O retorno dos exilados

Junto com o povo, com o coração agradecido a Deus, retornamos. Diante de tudo o que havíamos sofrido, ninguém ousava se queixar. Tínhamos saúde e muita fé que Ele estava caminhando conosco. Uma vez mais iniciamos a reestruturação de tudo, agora não tão difícil quanto da primeira vez. Muitas vezes, no silêncio da reflexão, percebo-me pensando em todas as pessoas, homens, mulheres e crianças que conheci no Centro de Reabilitação. Muitos já foram à Casa do Pai. Entre eles, não posso deixar de lembrar Kekula, cego e com os membros superiores corroídos pela doença. Minutos antes de morrer, ele agradeceu a Deus pelo grande dom da vida. Entre os que ainda hoje vivem no Centro de Ganta, com muita gratidão e reconhecimento, lembro o senhor Hope, responsável da Vila, que teve amputados os membros inferiores, analfabeto, mas cheio de sabedoria. A ele eu me dirigia muitas vezes, para ouvir seu parecer, antes de tomar decisões nos momentos de tensão e de guerra.

É inacreditável

E como não lembrar John Blimah, ex-hanseniano e atual Diretor do Centro? Quando morreu sua avó, também hanseniana, o corpo dela foi queimado conforme a tradição, para que o espírito que a mantinha doente fosse destruído. Logo, os parentes e moradores da Vila, perceberam que John, o neto de dez anos, havia contraído a doença. Obrigaram os pais a construírem para ele uma cabana na floresta, com a ordem de se aproximarem somente para levar-lhe a comida. E assim foi feito. Um dia, o pequeno John queimou-se no pé e começou a chorar muito. Um missionário anglicano que casualmente passava por aquele caminho, ouvindo o choro aproximou-se da choupana e logo entendeu a triste situação do menino. Levou o pequeno consigo, tratou-lhe a doença e o fez estudar. John Blimah tornou-se um excelente enfermeiro, com especialização na cura da hanseníase. A sua grande experiência tornou-o particularmente sensível e com dedicação total aos hansenianos, a quem infunde muita segurança. Como Diretor do Centro, ele é um belíssimo exemplo de extrema abnegação e competência profissional e humana.

As verdadeiras alegrias

Quando regressar à Libéria, provavelmente, não voltarei mais a trabalhar em Ganta, mas levarei no coração o testemunho de generosidade e coragem das minhas colegas missionárias: irmãs Ana Rita e Eugênia Paola, com quem partilhei anos difíceis, porém, inesquecíveis.
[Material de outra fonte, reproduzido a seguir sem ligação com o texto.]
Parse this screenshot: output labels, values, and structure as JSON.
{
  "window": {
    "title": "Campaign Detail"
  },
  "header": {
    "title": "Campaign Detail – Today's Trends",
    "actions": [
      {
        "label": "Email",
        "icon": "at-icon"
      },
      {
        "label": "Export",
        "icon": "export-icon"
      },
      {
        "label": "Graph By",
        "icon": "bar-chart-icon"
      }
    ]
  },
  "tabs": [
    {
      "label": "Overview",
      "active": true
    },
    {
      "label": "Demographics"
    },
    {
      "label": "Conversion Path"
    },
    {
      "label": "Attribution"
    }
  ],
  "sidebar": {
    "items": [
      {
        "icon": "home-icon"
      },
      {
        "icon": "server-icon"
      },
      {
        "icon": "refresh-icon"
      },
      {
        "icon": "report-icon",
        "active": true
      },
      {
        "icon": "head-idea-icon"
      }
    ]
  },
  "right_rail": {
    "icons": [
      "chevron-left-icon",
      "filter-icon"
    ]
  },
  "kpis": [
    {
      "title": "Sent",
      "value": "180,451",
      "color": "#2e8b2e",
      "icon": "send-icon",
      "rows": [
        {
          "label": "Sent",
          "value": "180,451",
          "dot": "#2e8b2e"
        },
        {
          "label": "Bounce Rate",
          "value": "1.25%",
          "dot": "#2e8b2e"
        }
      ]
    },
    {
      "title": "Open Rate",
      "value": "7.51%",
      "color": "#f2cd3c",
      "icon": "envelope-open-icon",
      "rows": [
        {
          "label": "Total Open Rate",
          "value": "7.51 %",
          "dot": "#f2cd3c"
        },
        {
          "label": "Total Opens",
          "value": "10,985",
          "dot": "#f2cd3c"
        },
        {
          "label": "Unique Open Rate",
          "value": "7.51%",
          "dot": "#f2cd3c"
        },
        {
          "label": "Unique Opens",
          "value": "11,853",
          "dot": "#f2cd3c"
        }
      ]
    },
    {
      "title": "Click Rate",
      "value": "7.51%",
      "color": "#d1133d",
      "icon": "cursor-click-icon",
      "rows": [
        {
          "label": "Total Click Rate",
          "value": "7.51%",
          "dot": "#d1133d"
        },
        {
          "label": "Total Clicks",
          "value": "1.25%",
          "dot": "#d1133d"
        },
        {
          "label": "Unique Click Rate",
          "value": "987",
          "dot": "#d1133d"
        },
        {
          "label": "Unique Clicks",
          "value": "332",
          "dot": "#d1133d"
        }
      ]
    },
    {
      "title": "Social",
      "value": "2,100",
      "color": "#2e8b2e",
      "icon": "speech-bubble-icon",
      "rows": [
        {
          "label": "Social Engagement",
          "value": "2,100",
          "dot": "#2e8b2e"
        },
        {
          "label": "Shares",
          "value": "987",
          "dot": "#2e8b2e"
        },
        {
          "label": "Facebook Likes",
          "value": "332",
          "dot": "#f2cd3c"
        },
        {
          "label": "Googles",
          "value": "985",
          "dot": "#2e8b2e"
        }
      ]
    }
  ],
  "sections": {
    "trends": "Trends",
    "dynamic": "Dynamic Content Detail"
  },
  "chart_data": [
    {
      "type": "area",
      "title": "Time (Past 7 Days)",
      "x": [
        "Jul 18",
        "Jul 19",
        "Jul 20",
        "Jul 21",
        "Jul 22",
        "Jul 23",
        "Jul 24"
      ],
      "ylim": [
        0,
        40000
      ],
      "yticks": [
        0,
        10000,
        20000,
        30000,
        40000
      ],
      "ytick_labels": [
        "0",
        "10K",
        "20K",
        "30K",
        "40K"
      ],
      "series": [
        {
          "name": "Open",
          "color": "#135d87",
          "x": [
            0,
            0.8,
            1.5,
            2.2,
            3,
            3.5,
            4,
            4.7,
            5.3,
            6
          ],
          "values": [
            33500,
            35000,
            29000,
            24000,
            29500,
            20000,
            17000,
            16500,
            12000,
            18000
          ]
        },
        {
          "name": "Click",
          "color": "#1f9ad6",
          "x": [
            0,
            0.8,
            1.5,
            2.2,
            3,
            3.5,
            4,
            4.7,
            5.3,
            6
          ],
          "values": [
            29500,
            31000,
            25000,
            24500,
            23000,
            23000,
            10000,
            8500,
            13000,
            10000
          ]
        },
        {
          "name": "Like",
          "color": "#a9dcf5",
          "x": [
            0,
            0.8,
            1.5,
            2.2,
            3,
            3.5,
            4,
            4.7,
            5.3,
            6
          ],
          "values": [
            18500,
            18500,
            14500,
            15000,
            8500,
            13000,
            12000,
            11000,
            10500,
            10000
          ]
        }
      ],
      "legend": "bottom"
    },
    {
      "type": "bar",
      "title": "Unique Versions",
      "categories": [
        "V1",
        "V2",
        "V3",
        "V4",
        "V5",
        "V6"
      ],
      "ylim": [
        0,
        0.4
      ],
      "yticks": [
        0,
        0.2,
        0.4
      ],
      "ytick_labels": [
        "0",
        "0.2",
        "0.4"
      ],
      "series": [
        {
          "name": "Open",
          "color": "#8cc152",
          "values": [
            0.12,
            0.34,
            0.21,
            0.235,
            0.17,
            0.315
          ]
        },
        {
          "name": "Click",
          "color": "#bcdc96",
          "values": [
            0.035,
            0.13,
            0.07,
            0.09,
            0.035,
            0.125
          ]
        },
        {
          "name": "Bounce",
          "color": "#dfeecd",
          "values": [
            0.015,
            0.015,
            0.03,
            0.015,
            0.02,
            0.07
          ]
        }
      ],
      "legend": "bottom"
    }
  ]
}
Com sincera gratidão, afeto e admiração sempre lembrarei o grupo dos sanitaristas, os pacientes que se alternam no hospital, e uma vez recuperados, voltam para suas casas. Levarei comigo a lembrança especial dos pacientes que a doença obriga a se locomover numa cadeira de rodas ou com muletas; os que são cegos e que aprendem a se deslocar sozinhos, orientados pelo tato, pelos passos e pela voz de quem deles se aproxima. Para todos esses irmãos e irmãs, o Centro de Ganta é a sua segunda casa. Ali eles se sentem acolhidos, amados e bem tratados. É por esta razão que continuamente agradecem e louvam a Deus por sentirem-se cuidados por Ele, através das pessoas: enfermeiros, voluntários, missionárias e benfeitores que dos diversos países do mundo enviam sua solidariedade, que os ajuda a viver a doença com dignidade. Estas e muitas outras são as grandes alegrias, das quais o coração de uma missionária transborda.

* Gaudenzina Aricocchi é missionária na Libéria.